Pressemitteilung der Wählerinitiative Renate Schmidt & Thomas Voelter 31.07.2013

Kürzlich traf sich die Wähleriniative Renate Schmidt & Thomas Voelter im Gasthaus Bauernscheuer in Tailfingen. Thomas Voelter, praktischer Arzt und Kandidat zur Bundestagswahl auf der offenen Landesliste der MLPD in Baden-Württemberg referierte zur Gesundheitspolitik.
Pressemitteilung der Wählerinitiative Renate Schmidt & Thomas Voelter  31.07.2013

Thomas Voelter und Renate Schmidt

 

Er spann den Bogen von der weltweiten Entwichlung bis zur medizinischen und pflegerischen Versorgung vor Ort. In Griechenland ist die medizinische Versorgung in Folge des Diktats der Troika und der anhaltenden Wirtschaftkrise regelrecht zusammen gebrochen. Problematisch im Wahlkreis ist die drohende Verschlechterung der allgmeinärztlichen Versorgung, die immer rigorosere Verkürzung der Verweildauer in den Krankenhäusern und der wachsende Druck dem medizinisches und pflegerisches Personal ausgesetzt sind.

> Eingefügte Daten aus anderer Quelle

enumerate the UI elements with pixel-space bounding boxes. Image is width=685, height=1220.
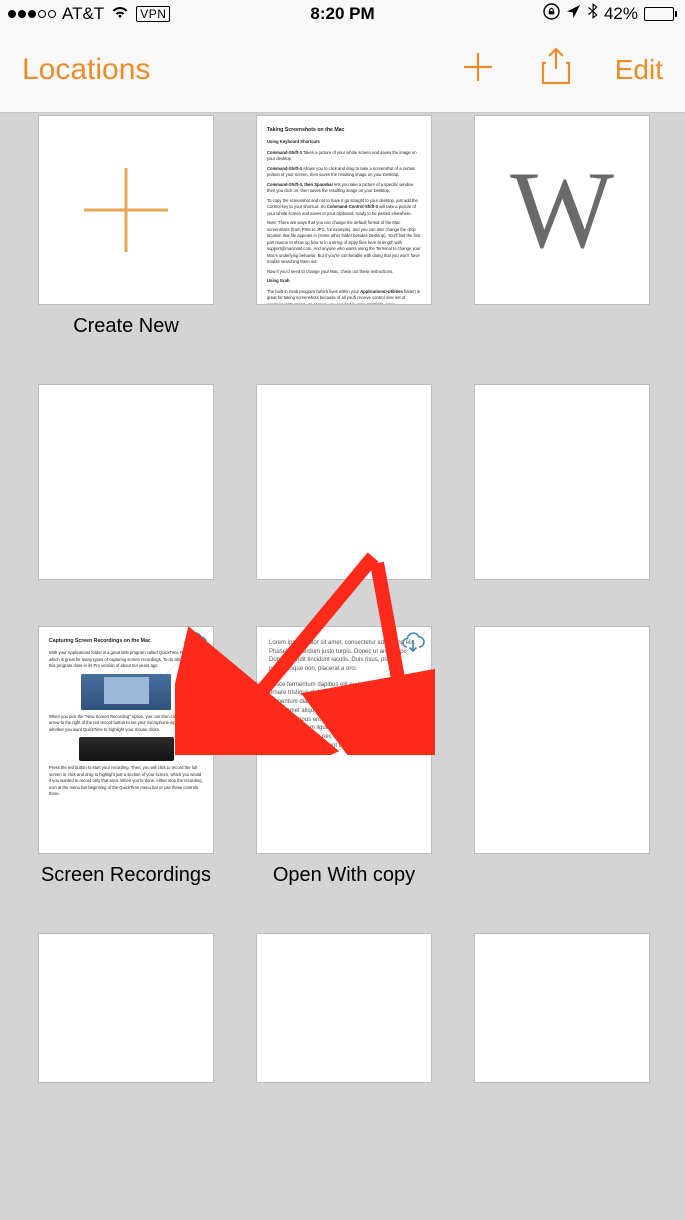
document-thumb-blank[interactable] (474, 384, 650, 580)
bluetooth-icon (587, 2, 598, 25)
document-thumb-w[interactable]: W (474, 115, 650, 305)
status-left: AT&T VPN (8, 4, 170, 24)
wifi-icon (110, 4, 130, 24)
cloud-download-icon (399, 631, 427, 660)
document-cell[interactable] (256, 933, 432, 1083)
document-cell[interactable] (38, 933, 214, 1083)
location-icon (566, 4, 581, 24)
create-new-label: Create New (73, 315, 179, 338)
signal-dots-icon (8, 10, 56, 18)
document-cell[interactable] (474, 626, 650, 887)
document-thumb-blank[interactable] (256, 384, 432, 580)
doc-preview: Taking Screenshots on the Mac Using Keyb… (257, 116, 431, 305)
share-icon[interactable] (539, 47, 573, 92)
document-thumb-blank[interactable] (256, 933, 432, 1083)
w-letter: W (475, 116, 649, 304)
status-bar: AT&T VPN 8:20 PM 42% (0, 0, 685, 27)
plus-icon (39, 116, 213, 304)
document-cell[interactable] (474, 384, 650, 580)
vpn-badge: VPN (136, 6, 170, 22)
document-thumb-blank[interactable] (38, 384, 214, 580)
carrier-label: AT&T (62, 4, 104, 24)
document-cell[interactable] (474, 933, 650, 1083)
open-with-copy-thumb[interactable]: Lorem ipsum dolor sit amet, consectetur … (256, 626, 432, 854)
edit-button[interactable]: Edit (615, 54, 663, 86)
cloud-download-icon (181, 631, 209, 660)
battery-percent: 42% (604, 4, 638, 24)
document-cell[interactable] (38, 384, 214, 580)
document-cell[interactable]: W (474, 115, 650, 338)
document-thumb-blank[interactable] (38, 933, 214, 1083)
screen-recordings-thumb[interactable]: Capturing Screen Recordings on the Mac W… (38, 626, 214, 854)
status-right: 42% (543, 2, 677, 25)
open-with-copy-label: Open With copy (273, 864, 415, 887)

Auf Maßnahmen gegen die anhaltende Belastung durch den Strassenverkehr mit Ortsdurchfahrten wie in Albstadt-Lautlingen, in Endingen oder auch dem Talgang warten die Bürger seit Jahrzehnten.

Die „Gesundheitsreformen“ haben immer mehr Zuzahlungen auf die abhängig Beschäftigten abgewälzt. Die CDU/FPD Regierung denkt gar nicht daran die 40 Mrd Euro Überschüsse der Krankenversicherungen den normalen Patienten zukommen zu lassen.

Die Ideologie der „Kostenexplosion im Gesundheitswesen“ soll Kürzungen als unausweichlich erscheinen lassen. Sie verschleiert aber, das der Anteil der Kosten des Gesundheitswesens am Bruttoinlandsprodukt in den letzten 20 Jahren annähernd gleich geblieben ist.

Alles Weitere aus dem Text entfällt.